Elle était tout entière dans l’île gardée par Masséna. Sur la rive droite méridionale, on voyait le corps de Davout, bientôt celui d’Eugène, qui ramenait les siens d’Italie.

Napoléon se dit vainqueur et attribua le terrible accident à une crue subite du Danube. Cependant il fut six semaines sans rentrer en action (du 22 mai au 6 juillet 1809).


Ce retard que l’Europe interpréta fort mal, eût perdu Napoléon si le roi de Prusse eût eu le courage de bouger et de fournir un centre aux insurrections partielles du duc de Brunswick, de Schill et autres patriotes. Son ministre Sharnhorst lui assurait qu’il pouvait avoir sur-le-champ cent vingt mille hommes, et qu’alors il serait assisté non seulement de l’Autriche, mais peut-être de la Russie.

Le roi de Prusse, par ses exigences infinies, semblait l’éloigner de lui. Il ne voulait donner de secours, s’il n’avait partie de la Saxe, et même la Pologne autrichienne. Dernier point qui eût entièrement déplu à Alexandre. Enfin, il ne voulait bouger avant, disait-il, que l’Autriche eût frappé son grand coup.

Ainsi les six semaines se passèrent au profit de Napoléon. Ces six semaines, si critiques, furent comme une remise de grand procès, du jugement de Dieu.

Elles illuminèrent la honteuse tartuferie de l’Autriche, qui avait mis la liberté sur ses drapeaux, la détestait du cœur. Cette hypocrite cour, ces femmes altières qui suivaient l’impératrice nouvelle, ne purent mentir jusqu’au bout, craignirent l’assistance du peuple, n’acceptèrent que celle des rois.

Ceux-ci flottaient étrangement.

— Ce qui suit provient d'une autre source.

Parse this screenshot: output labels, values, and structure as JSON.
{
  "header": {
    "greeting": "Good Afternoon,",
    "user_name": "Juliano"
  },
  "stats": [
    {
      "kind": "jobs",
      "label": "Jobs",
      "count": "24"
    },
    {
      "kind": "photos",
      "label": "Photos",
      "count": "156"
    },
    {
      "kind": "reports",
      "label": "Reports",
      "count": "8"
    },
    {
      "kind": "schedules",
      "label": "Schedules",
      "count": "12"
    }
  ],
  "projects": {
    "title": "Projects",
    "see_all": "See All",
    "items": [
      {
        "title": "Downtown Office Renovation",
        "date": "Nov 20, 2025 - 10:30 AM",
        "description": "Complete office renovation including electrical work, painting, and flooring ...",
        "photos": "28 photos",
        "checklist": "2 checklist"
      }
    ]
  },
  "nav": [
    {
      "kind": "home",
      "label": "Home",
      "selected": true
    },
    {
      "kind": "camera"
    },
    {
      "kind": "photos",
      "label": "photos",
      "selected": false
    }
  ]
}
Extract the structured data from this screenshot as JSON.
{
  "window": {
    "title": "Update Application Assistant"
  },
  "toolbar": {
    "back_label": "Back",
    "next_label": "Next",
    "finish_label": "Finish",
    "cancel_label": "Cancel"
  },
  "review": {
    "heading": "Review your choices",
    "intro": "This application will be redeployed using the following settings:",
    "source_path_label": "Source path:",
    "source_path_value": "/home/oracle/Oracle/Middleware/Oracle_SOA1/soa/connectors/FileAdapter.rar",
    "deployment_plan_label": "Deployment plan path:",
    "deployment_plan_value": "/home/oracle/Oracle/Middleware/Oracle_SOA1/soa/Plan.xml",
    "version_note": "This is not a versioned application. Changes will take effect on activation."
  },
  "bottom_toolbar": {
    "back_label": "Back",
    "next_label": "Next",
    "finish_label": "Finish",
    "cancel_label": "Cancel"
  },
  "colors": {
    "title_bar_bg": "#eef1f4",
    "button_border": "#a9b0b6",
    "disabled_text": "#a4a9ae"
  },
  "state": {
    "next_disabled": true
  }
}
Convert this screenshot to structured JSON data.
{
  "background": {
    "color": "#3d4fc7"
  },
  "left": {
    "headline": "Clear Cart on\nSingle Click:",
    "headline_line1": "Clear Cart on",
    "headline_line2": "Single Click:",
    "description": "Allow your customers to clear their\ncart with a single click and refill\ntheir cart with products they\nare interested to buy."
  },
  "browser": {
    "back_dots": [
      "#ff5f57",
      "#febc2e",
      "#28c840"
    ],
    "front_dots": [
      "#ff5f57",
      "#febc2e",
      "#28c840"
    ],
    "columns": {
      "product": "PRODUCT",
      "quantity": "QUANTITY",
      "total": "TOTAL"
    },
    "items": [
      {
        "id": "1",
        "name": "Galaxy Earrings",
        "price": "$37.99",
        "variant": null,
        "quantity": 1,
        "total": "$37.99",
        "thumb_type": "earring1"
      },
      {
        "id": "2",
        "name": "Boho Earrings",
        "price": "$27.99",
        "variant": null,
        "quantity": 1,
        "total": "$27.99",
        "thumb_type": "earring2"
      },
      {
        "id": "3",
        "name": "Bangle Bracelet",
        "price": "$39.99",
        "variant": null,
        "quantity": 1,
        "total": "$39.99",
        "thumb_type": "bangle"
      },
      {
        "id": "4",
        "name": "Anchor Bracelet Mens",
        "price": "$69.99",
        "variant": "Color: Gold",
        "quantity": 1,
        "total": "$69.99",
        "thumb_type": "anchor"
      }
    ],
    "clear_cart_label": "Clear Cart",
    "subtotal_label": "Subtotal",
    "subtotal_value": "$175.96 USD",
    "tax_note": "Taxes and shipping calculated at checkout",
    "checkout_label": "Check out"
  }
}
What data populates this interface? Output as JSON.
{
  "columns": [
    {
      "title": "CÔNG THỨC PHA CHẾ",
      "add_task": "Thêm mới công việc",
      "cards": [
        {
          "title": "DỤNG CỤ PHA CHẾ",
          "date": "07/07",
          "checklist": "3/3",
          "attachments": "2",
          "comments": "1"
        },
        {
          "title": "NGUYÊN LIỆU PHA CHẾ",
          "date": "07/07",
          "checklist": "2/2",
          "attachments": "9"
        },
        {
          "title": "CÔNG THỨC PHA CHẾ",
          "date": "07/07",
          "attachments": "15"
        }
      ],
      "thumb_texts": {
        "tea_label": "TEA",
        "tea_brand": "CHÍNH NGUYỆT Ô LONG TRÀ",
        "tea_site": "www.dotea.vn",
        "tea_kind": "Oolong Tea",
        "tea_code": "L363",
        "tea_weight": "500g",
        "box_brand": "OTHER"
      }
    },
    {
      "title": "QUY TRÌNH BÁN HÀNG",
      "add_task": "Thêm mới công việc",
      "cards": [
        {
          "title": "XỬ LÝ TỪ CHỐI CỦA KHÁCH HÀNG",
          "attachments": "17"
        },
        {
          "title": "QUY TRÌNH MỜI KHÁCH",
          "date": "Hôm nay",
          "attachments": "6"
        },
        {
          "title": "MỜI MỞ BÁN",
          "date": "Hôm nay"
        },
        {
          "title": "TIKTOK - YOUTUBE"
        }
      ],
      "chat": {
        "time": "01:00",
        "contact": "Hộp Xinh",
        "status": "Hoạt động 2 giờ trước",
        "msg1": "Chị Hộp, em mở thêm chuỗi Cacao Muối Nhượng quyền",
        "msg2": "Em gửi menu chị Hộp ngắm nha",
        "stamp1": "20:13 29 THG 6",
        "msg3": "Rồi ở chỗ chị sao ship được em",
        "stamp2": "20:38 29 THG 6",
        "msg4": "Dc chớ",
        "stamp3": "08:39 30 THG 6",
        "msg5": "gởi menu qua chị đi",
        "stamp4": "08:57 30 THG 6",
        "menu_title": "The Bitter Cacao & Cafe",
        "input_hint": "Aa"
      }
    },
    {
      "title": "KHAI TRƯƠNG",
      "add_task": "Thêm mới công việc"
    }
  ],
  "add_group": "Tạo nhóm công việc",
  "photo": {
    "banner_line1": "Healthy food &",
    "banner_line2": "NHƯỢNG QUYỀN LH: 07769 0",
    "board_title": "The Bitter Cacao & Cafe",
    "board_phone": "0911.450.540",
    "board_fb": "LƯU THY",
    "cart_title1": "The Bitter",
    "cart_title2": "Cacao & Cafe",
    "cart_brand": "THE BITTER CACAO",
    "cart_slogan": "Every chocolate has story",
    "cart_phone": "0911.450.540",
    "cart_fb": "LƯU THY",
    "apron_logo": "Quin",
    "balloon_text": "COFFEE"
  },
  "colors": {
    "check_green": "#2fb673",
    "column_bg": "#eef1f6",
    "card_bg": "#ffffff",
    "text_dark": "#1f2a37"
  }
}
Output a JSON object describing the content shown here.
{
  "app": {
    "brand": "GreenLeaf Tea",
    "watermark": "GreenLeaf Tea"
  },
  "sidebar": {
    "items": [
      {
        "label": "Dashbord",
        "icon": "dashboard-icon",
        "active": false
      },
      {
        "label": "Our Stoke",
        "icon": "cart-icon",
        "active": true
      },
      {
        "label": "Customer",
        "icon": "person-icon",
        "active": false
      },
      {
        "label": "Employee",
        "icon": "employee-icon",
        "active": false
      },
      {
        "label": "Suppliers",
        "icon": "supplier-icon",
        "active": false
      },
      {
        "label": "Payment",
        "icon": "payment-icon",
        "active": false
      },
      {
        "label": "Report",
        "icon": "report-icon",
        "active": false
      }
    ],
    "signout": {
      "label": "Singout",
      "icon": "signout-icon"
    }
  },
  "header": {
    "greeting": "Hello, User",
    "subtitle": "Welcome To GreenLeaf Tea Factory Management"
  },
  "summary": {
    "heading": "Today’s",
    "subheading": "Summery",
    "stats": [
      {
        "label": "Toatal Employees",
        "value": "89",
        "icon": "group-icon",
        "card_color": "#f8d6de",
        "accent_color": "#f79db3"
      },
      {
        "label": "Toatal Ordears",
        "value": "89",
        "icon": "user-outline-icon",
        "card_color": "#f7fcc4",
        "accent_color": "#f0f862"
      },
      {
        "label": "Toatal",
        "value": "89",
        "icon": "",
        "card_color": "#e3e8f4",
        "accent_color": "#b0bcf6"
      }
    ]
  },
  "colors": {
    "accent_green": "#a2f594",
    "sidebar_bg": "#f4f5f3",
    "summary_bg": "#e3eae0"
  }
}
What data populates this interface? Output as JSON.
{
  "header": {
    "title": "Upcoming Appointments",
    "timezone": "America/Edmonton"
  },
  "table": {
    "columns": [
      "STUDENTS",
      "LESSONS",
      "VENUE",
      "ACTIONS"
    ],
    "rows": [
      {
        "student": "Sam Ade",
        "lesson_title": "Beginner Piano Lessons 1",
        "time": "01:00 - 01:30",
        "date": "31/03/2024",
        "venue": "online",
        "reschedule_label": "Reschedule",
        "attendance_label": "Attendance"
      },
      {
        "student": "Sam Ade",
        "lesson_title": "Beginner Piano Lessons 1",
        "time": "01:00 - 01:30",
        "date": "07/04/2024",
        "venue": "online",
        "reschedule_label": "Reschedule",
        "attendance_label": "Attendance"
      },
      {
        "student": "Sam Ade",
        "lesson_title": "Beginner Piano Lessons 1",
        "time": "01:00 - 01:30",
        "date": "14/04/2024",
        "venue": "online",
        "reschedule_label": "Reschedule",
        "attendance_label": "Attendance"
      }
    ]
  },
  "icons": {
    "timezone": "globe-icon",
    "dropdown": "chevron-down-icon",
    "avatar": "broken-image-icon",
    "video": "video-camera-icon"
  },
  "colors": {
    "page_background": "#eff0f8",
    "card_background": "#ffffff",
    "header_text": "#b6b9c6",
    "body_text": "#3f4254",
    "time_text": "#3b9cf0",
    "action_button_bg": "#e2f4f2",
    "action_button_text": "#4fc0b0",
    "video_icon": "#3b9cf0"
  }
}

Le roi de Prusse punissait ses propres partisans. Pendant la bataille d’Essling, un de ses officiers regardait, et il resta une semaine sans savoir si son maître tournerait pour ou contre.

Le czar, qui n’avait pas, comme la Prusse, l’excuse de la crainte et de la faiblesse, ne se montrait guère moins douteux. Napoléon disait lui-même qu’il ne pouvait plus croire à l’alliance russe. Et, en effet, toute la crainte d’Alexandre était qu’en soulevant les Polonais contre l’Autriche, on n’excitât le réveil de la Pologne toute entière. A Cracovie, les Russes essayèrent (mais en vain) d’empêcher les Français d’entrer dans cette ville. Et partout, ils rétablissaient l’administration autrichienne.

Napoléon était à Schœnbrun, ne voulant pas agir tant que son armée d’Italie faisait le siège de Raab. Il lui revint, dans ce repos, qu’une flotte anglo-sicilienne croisait le long des côtes d’Italie, à la hauteur de Rome. Il comprit parfaitement qu’on voulait lui enlever le pape, pour se servir, en Espagne ou ailleurs, de cette machine sacrée. Il déclara Rome ville impériale, et sans donner d’ordre exprès ni précis, fit enlever le pape, que l’on conduisit en Toscane. Il lui donnait deux millions de revenu, mais finissait son autorité temporelle et réunissait ses États à l’empire français.